Suicide or cover-up? Family tries to find out Police say suicide, but parents believe it wasn't their son.

January 17, 1992|By Frank D. Roylance | Frank D. Roylance,Evening Sun Staff

To police, the fiery crash at Wayson's Restaurant in southern Anne Arundel County was grim and tragic, but straightforward.

On April 9, 1990, an unidentified male driver slammed a 1985 Ford Tempo at high speed into the restaurant's brick wall. He died from head injuries and the flames that engulfed the car. The body was burned beyond recognition.

Investigators soon learned that the car's owner had lent the vehicle to her brother, John David Wieck, 25, of Lochearn. They also established that Wieck had been unemployed and despondent after a breakup with his girlfriend. In his apartment they found a note, typed and signed, apologizing to his girlfriend and saying goodbye.

Dr. Mario Golle, an assistant state medical examiner, compared Wieck's dental records with X-rays taken of the corpse's jaws and declared a match. The body was positively identified as Wieck's. The death was ruled a suicide. The case was closed.

For Wieck's family, the case was not closed, however.

For them, the last 20 months have become a shadowy maze of unexplained mysteries, facts that don't add up, and questions that only yield more questions.

They have pored over charred evidence, dental records and grisly autopsy photos, and even had the body exhumed in search of answers.

Why did the autopsy report show the corpse in the car to be six inches taller and 10 pounds heavier than they remembered Wieck to be? Why did it have a size 12 foot, when John Wieck wore a 9? What about the kitchen knife found stuck in the body's stomach?

And who has been entering Wieck's girlfriend's apartment and taking articles of his clothing?
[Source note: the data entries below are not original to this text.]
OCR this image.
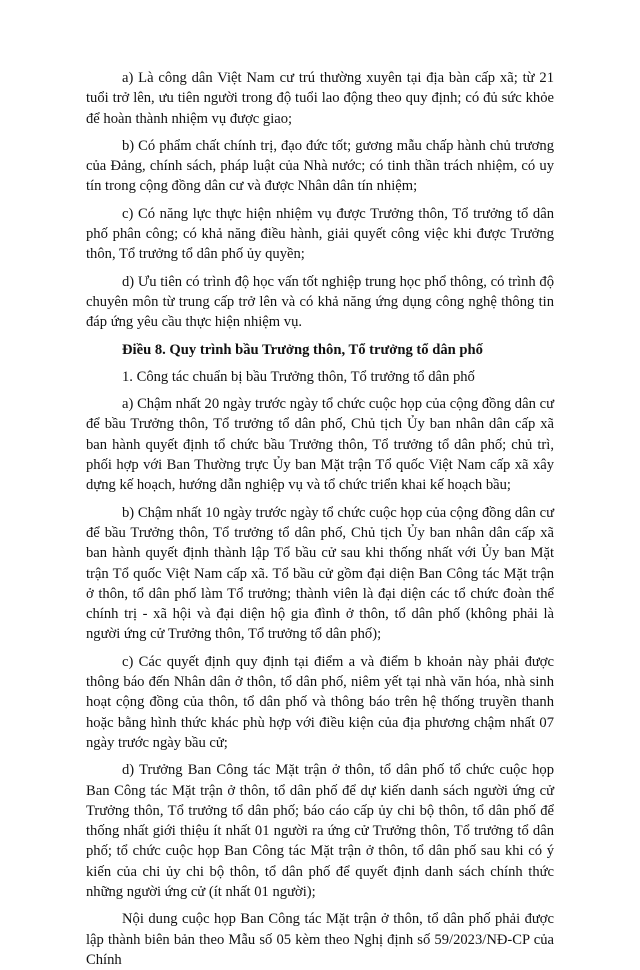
a) Là công dân Việt Nam cư trú thường xuyên tại địa bàn cấp xã; từ 21 tuổi trở lên, ưu tiên người trong độ tuổi lao động theo quy định; có đủ sức khỏe để hoàn thành nhiệm vụ được giao;

b) Có phẩm chất chính trị, đạo đức tốt; gương mẫu chấp hành chủ trương của Đảng, chính sách, pháp luật của Nhà nước; có tinh thần trách nhiệm, có uy tín trong cộng đồng dân cư và được Nhân dân tín nhiệm;

c) Có năng lực thực hiện nhiệm vụ được Trưởng thôn, Tổ trưởng tổ dân phố phân công; có khả năng điều hành, giải quyết công việc khi được Trưởng thôn, Tổ trưởng tổ dân phố ủy quyền;

d) Ưu tiên có trình độ học vấn tốt nghiệp trung học phổ thông, có trình độ chuyên môn từ trung cấp trở lên và có khả năng ứng dụng công nghệ thông tin đáp ứng yêu cầu thực hiện nhiệm vụ.

Điều 8. Quy trình bầu Trưởng thôn, Tổ trưởng tổ dân phố

1. Công tác chuẩn bị bầu Trưởng thôn, Tổ trưởng tổ dân phố

a) Chậm nhất 20 ngày trước ngày tổ chức cuộc họp của cộng đồng dân cư để bầu Trưởng thôn, Tổ trưởng tổ dân phố, Chủ tịch Ủy ban nhân dân cấp xã ban hành quyết định tổ chức bầu Trưởng thôn, Tổ trưởng tổ dân phố; chủ trì, phối hợp với Ban Thường trực Ủy ban Mặt trận Tổ quốc Việt Nam cấp xã xây dựng kế hoạch, hướng dẫn nghiệp vụ và tổ chức triển khai kế hoạch bầu;

b) Chậm nhất 10 ngày trước ngày tổ chức cuộc họp của cộng đồng dân cư để bầu Trưởng thôn, Tổ trưởng tổ dân phố, Chủ tịch Ủy ban nhân dân cấp xã ban hành quyết định thành lập Tổ bầu cử sau khi thống nhất với Ủy ban Mặt trận Tổ quốc Việt Nam cấp xã. Tổ bầu cử gồm đại diện Ban Công tác Mặt trận ở thôn, tổ dân phố làm Tổ trưởng; thành viên là đại diện các tổ chức đoàn thể chính trị - xã hội và đại diện hộ gia đình ở thôn, tổ dân phố (không phải là người ứng cử Trưởng thôn, Tổ trưởng tổ dân phố);

c) Các quyết định quy định tại điểm a và điểm b khoản này phải được thông báo đến Nhân dân ở thôn, tổ dân phố, niêm yết tại nhà văn hóa, nhà sinh hoạt cộng đồng của thôn, tổ dân phố và thông báo trên hệ thống truyền thanh hoặc bằng hình thức khác phù hợp với điều kiện của địa phương chậm nhất 07 ngày trước ngày bầu cử;

d) Trưởng Ban Công tác Mặt trận ở thôn, tổ dân phố tổ chức cuộc họp Ban Công tác Mặt trận ở thôn, tổ dân phố để dự kiến danh sách người ứng cử Trưởng thôn, Tổ trưởng tổ dân phố; báo cáo cấp ủy chi bộ thôn, tổ dân phố để thống nhất giới thiệu ít nhất 01 người ra ứng cử Trưởng thôn, Tổ trưởng tổ dân phố; tổ chức cuộc họp Ban Công tác Mặt trận ở thôn, tổ dân phố sau khi có ý kiến của chi ủy chi bộ thôn, tổ dân phố để quyết định danh sách chính thức những người ứng cử (ít nhất 01 người);

Nội dung cuộc họp Ban Công tác Mặt trận ở thôn, tổ dân phố phải được lập thành biên bản theo Mẫu số 05 kèm theo Nghị định số 59/2023/NĐ-CP của Chính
Who has been dialing her answering machine and retrieving her messages with a code known only to a dead man?

There have been so many questions that John and Mei Wieck are convinced that whoever died in that car, whoever it was they buried and reburied, it was not their son.

"It tears us all up," said Wieck, 60, a retired postal worker. "Days will go by and you tend to forget. Then Gerry [Rice, their private investigator] will come to us with some report. It's constantly on our minds."

The Chesapeake Beach couple believe their son is still alive, perhaps in a government-witness protection program tied somehow to his involvement with drugs.

Police and forensic experts say the Wiecks are mistaken, victims of their own grief and hope. John David Wieck, they say, is quite dead.

Financially exhausted after spending $40,000 on their private investigation, the Wiecks have now gone public, hoping someone -- a law enforcement official, perhaps John himself -- will at least assure them quietly that he's alive.

"It would be easier," Wieck said. "We could live with not seeing him again."

*

Could John David Wieck have committed suicide?

John's young life had not been smooth, his father admitted. But he had plans. A graduate of Largo High School, he had talked about going to college, and "we had always told him that when he was ready, we would help him with his education."

But he dreamed of rock 'n' roll stardom and moved to New Jersey with his girlfriend for a year in a bid to make it as a bass player. There, he also got deeper into drugs and alcohol. The Wiecks found later that John and a friend had made frequent trips to the Bronx to buy cocaine.

Gerry Rice learned that Wieck had become a weekly cocaine user, and made at least two trips to Germany with a friend who was probably transporting drugs.

Then, last spring, John and his girlfriend moved back to Baltimore. He had left the band and he told his family he was ready to go back to school. But it was not to be.

Eleven hours before the crash, police learned, Wieck told his sister over lunch at the Friendly's restaurant in Crofton that he had just broken up with his girlfriend. He also was upset about not having a job.

Four hours before the crash he called his girlfriend's mother. He cried and told her his troubles, but the mother cut him off, telling him the couple would have to work out their problems together.

In his signed note, Wieck said, "I stand alone. I have never felt so bad in all my life. . . . I have hurt the most beautiful wonderful person I have ever known. I am so vile, I hate myself. . . . Forgive me. In the end it's my fault alone. . . . Goodbye."

Despite all this evidence, the Wiecks can't believe their son would kill himself.

"It wasn't that his future was bleak, like they [police] made it out to be," his father said.

Besides, the family doubts he would purposely destroy his sister's car. And what about the knife? Police suspect he stabbed himself (the wound was not fatal) or rigged the 8-inch knife to plunge into his abdomen when the car hit the wall.

No, said Wieck, "Not with a knife. He didn't like pain." And, perhaps the note was song lyrics, or just something he wrote.

At first, Wieck said, "we felt it was probably our son [in the car], but we just didn't think it was suicide." Maybe he picked up a hitchhiker, got stabbed in a fight or drug dispute, and somebody tried to cover it up.